Die Flüchtlinge versuchten, über Türkei nach Europa zu gelangen und wurden von Menschenschmugglern mit kleinen Booten von der türkischen Westküste auf die griechischen Inseln gebracht. Die griechischen Behörden weigern sich jedoch, die zehntausenden Flüchtlinge aufs griechische Festland zu bringen, sehr zum Ärger der einheimischen Inselbewohner und Hilfsorganisationen.
Die Regierung in Athen kündigte vor zwei Wochen an, den Bau gesicherter Abschiebezenter auf fünf Ägäisinseln zu beschleunigen, um die bestehenden Lager zu ersetzen. Die aktuellen Lager auf den griechischen Inseln sind überfüllt. Nach Angaben der Regierung sorgen die Lager für eine sicherere Lage für Migranten und Einheimische.
Griechenland leidet seit 2015 unter einer Migrantenkrise. Das Land hat mehr als eine Million Flüchtlinge aus dem Nahen Osten aufgenommen. Da sich die EU-Länder nicht über eine Verteilung dieser Asylbewerber einigen können oder wollen, leben sie vor allem in Lagern an den Küsten der südlichen EU-Staaten (Griechenland, Italien, Spanien).

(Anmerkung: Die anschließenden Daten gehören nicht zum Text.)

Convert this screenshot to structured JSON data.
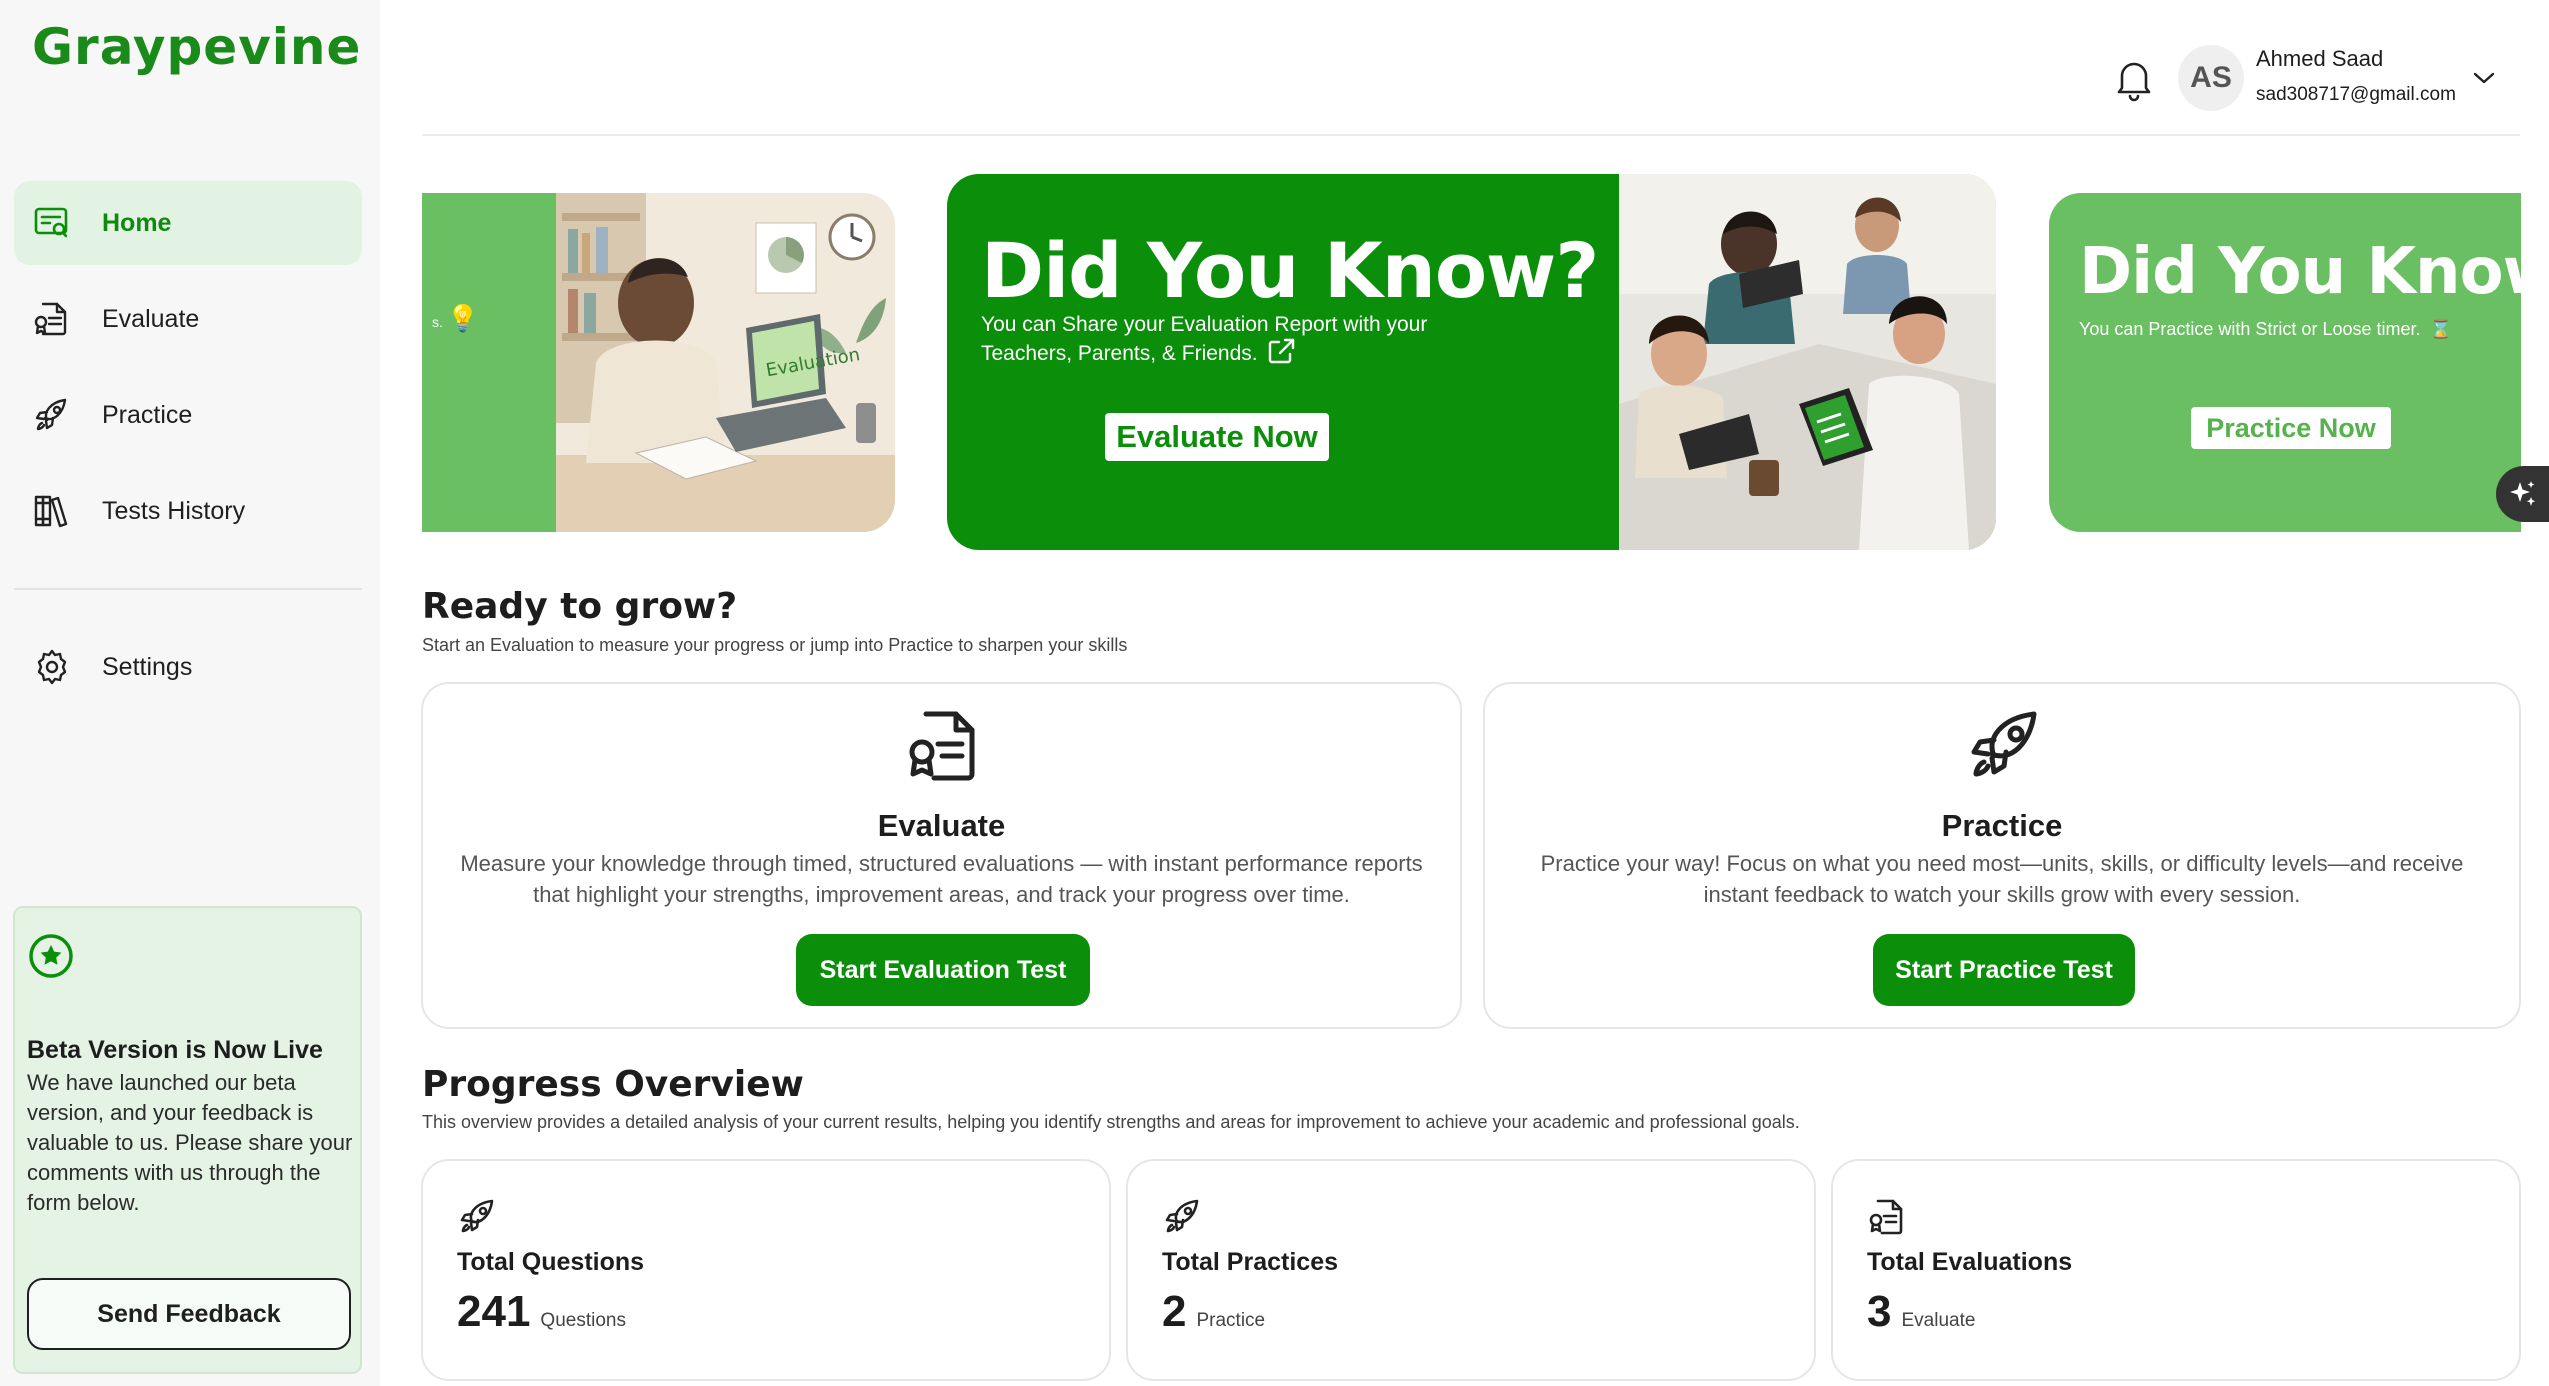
{
  "app": {
    "name": "Graypevine"
  },
  "sidebar": {
    "items": [
      {
        "label": "Home",
        "icon": "home-report-icon",
        "active": true
      },
      {
        "label": "Evaluate",
        "icon": "evaluate-doc-icon",
        "active": false
      },
      {
        "label": "Practice",
        "icon": "rocket-icon",
        "active": false
      },
      {
        "label": "Tests History",
        "icon": "books-icon",
        "active": false
      }
    ],
    "settings_label": "Settings",
    "beta": {
      "title": "Beta Version is Now Live",
      "text": "We have launched our beta version, and your feedback is valuable to us. Please share your comments with us through the form below.",
      "button": "Send Feedback"
    }
  },
  "header": {
    "user_initials": "AS",
    "user_name": "Ahmed Saad",
    "user_email": "sad308717@gmail.com"
  },
  "banners": {
    "left": {
      "illustration_text": "Evaluation"
    },
    "main": {
      "title": "Did You Know?",
      "text": "You can Share your Evaluation Report with your Teachers, Parents, & Friends.",
      "button": "Evaluate Now"
    },
    "right": {
      "title": "Did You Know?",
      "text": "You can Practice with Strict or Loose timer.",
      "button": "Practice Now"
    }
  },
  "ready": {
    "title": "Ready to grow?",
    "subtitle": "Start an Evaluation to measure your progress or jump into Practice to sharpen your skills",
    "evaluate": {
      "title": "Evaluate",
      "text": "Measure your knowledge through timed, structured evaluations — with instant performance reports that highlight your strengths, improvement areas, and track your progress over time.",
      "button": "Start Evaluation Test"
    },
    "practice": {
      "title": "Practice",
      "text": "Practice your way! Focus on what you need most—units, skills, or difficulty levels—and receive instant feedback to watch your skills grow with every session.",
      "button": "Start Practice Test"
    }
  },
  "progress": {
    "title": "Progress Overview",
    "subtitle": "This overview provides a detailed analysis of your current results, helping you identify strengths and areas for improvement to achieve your academic and professional goals.",
    "stats": [
      {
        "label": "Total Questions",
        "value": "241",
        "unit": "Questions"
      },
      {
        "label": "Total Practices",
        "value": "2",
        "unit": "Practice"
      },
      {
        "label": "Total Evaluations",
        "value": "3",
        "unit": "Evaluate"
      }
    ]
  },
  "colors": {
    "brand": "#0b8f0b",
    "brand_light": "#6abf62",
    "active_bg": "#e3f3e3"
  }
}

Die EU hat vor einigen Jahren mit der Türkei einen Milliardenvertrag geschlossen, bei dem die EU-Länder „mitbezahlen“ für die Aufnahme von Flüchtlingen in UN-Lagern in Syrien, Libanon und der Türkei, wofür die Türkei im Gegenzug die Menschenschmuggelroute zu den griechischen Inseln schließt.

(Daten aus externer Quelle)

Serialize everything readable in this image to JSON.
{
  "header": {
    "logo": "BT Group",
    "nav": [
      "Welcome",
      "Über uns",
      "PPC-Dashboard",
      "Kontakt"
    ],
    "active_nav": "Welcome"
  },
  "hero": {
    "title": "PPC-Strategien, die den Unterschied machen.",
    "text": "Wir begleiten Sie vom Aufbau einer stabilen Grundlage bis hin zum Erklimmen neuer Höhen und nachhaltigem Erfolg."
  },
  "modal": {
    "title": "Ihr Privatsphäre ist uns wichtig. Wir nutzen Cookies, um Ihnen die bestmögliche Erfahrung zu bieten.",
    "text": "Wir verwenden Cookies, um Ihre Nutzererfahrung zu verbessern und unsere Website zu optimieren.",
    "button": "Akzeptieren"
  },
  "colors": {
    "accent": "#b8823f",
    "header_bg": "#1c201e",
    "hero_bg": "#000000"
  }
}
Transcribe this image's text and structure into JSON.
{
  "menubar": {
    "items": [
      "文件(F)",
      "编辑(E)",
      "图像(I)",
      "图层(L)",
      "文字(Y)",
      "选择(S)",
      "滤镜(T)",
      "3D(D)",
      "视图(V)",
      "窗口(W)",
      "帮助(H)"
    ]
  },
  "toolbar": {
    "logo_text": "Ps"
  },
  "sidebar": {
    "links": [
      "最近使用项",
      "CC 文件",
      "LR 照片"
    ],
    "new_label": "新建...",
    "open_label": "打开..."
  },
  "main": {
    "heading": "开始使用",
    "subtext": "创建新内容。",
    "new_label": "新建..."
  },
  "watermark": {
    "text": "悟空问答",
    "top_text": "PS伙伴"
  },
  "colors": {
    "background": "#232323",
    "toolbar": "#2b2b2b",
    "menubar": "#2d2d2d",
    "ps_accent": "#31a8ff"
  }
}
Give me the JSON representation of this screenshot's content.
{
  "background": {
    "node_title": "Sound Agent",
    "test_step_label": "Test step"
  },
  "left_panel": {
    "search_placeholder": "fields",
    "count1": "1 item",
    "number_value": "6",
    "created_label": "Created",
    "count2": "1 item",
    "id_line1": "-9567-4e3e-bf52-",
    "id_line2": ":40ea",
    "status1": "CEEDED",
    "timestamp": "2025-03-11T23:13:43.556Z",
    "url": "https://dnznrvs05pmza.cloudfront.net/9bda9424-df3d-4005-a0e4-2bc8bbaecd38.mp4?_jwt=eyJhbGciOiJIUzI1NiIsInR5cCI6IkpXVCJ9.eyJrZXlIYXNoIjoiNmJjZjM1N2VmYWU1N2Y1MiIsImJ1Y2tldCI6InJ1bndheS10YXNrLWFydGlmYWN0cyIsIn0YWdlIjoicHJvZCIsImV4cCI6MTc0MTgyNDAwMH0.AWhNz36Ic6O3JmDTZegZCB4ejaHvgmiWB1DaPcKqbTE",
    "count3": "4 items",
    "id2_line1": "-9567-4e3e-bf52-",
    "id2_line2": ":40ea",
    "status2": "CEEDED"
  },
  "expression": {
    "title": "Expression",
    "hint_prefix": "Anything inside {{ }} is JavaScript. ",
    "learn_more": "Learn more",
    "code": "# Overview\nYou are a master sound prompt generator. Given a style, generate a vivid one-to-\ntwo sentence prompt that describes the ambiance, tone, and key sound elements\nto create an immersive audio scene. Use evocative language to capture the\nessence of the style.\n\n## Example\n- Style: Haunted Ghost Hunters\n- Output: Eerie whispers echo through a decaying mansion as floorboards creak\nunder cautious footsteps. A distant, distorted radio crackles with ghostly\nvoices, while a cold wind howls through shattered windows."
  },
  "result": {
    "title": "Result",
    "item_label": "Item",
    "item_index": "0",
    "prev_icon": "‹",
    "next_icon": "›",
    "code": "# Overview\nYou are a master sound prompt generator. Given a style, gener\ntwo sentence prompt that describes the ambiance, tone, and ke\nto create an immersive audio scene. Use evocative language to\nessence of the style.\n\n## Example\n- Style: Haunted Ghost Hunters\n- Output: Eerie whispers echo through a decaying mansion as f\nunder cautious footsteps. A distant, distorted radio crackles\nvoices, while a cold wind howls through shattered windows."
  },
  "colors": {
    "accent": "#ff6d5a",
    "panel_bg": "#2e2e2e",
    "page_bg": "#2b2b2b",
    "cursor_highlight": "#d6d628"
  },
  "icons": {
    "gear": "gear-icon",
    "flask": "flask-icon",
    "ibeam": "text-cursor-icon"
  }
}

Die Ankunft und Unterbringung der Hunderttausenden Flüchtlinge aus dem Nahen Osten hat in den vergangenen Jahren in der griechischen Gesellschaft bereits zu großen Spannungen und Konflikten geführt. Die Bewohner des griechischen Festlands wollen nicht, dass all diese Fremden von den Inseln in ihre Regionen gebracht werden. Die Bewohner der griechischen Inseln hingegen bitten die Regierung in Athen eindringlich darum.